Table 3 Lifestyle factors among parents during their child’s first year

31.5% (95%CI: 28.5–34.5%) of mothers did not engage in any sports. 21.6% (95%CI: 19.2–24.2%) of mothers did sports for more than 2 h per week.

Associations between lifestyle factors and cardiometabolic risk factors

In the following, only significant results are listed, for all analysed relations, see Tables 4 and 5: Cardiometabolic risk factors stratified for lifestyle variables for mothers/fathers. Parents suffering from arterial hypertension were significantly more likely to consume risky amounts of alcohol (mothers: 17.9% vs. 6.3%, p = 0.036; fathers: 25.5% vs. 8.6%, p = 0.001). Obesity was linked to a lower prevalence of daily fruits consumption (mothers: 50.7% vs. 65.4%; fathers: 24.4% vs. 33.4%). This association was only statistically significant for mothers though (p = 0.014). Obese mothers were significantly less likely to engage in sports for at least 2 h per week (13.7% vs. 24.9%, p = 0.034). Never-smokers among mothers were significantly less likely to suffer from GDM (11.0% vs. 18.2%, p = 0.012).

Table 4 Cardiometabolic risk factors stratified for lifestyle variables for mothers
Table 5 Cardiometabolic risk factors stratified for lifestyle variables for fathers

Discussion

We demonstrate that a considerable number of parents report cardiometabolic risk factors and practice an unhealthy lifestyle with overweight and obesity constituting the most frequent health issue.

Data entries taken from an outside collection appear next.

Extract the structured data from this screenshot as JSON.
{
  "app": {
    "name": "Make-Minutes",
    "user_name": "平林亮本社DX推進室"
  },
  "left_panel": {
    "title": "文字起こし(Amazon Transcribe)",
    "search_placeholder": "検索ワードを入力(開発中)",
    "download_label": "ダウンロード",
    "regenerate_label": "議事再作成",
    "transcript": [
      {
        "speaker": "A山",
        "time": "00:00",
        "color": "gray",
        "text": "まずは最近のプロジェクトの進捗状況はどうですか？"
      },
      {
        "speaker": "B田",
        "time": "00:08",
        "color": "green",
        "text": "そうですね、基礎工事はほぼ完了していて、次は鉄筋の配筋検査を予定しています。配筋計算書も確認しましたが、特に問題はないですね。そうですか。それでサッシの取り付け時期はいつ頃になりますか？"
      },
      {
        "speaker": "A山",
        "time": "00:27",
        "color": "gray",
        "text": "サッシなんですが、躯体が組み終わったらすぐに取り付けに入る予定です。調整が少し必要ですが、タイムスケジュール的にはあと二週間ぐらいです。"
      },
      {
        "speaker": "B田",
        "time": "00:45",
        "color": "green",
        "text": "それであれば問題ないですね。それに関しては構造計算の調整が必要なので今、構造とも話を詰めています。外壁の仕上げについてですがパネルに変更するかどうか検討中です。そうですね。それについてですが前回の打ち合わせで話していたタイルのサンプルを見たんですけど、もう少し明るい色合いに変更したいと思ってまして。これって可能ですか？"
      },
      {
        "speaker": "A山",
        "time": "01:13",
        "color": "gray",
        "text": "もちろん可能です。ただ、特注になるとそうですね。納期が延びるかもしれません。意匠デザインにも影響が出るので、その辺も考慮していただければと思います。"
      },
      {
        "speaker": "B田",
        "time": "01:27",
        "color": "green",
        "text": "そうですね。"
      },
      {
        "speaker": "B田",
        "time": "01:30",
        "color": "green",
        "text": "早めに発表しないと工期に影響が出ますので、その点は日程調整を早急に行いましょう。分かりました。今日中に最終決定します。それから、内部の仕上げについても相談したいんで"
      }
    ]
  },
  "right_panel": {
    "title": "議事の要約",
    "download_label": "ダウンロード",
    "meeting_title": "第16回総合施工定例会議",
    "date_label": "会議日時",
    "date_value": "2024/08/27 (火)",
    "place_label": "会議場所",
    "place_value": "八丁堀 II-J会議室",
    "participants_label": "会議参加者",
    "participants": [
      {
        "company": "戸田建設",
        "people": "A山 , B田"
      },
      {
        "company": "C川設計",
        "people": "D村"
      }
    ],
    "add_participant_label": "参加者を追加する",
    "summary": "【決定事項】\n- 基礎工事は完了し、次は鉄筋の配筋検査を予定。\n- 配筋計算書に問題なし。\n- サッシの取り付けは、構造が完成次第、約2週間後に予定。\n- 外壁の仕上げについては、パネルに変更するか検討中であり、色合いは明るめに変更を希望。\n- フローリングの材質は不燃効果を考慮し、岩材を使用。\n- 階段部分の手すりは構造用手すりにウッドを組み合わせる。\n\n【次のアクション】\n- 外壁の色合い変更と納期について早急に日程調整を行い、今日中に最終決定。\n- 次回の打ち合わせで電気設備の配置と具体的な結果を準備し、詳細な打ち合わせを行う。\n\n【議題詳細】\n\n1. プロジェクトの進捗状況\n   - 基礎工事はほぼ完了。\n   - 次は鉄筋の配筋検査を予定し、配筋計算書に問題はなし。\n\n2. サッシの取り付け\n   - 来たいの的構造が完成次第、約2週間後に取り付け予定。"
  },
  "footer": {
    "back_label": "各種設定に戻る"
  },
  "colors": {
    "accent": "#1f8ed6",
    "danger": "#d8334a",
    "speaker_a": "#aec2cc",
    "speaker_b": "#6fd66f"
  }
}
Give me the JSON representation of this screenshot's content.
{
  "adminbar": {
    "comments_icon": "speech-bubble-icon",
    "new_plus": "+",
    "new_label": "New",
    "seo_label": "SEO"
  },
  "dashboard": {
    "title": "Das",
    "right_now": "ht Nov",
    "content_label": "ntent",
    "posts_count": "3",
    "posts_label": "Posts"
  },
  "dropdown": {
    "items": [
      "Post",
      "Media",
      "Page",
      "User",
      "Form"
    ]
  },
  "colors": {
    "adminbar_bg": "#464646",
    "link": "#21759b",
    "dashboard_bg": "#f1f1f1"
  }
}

The prevalences of overweight and obesity among the parents in our study were slightly lower compared to other studies among the German general population of the same age [22]. After the application of a weighting factor taking into account the higher percentage of parents having graduated from grammar school in our study compared to the general population though, with 38% of mothers and 62% of fathers suffering from overweight and obesity our results were very similar to results from the general population of the same age. This goes along with previous findings that obesity is inversely correlated with socio-economic status, especially in women [29]. In 22% of the families, at least one parent suffered from obesity (also see Additional file 2: obesity and lifestyle factors in families). Almost every tenth mother suffered from obesity even before the pregnancy.

Parental obesity increases the risk of obesity in their children through genetic, biological and environmental influences and heightens the risk for cardiovascular disease in their offspring [7, 30, 31]. Furthermore, parental weight change was shown to be associated with weight change in their offspring and to alter the risk of their children to develop overweight [32, 33]. Maternal obesity during pregnancy is associated with GDM, preeclampsia and congenital anomalies within the fetus [34].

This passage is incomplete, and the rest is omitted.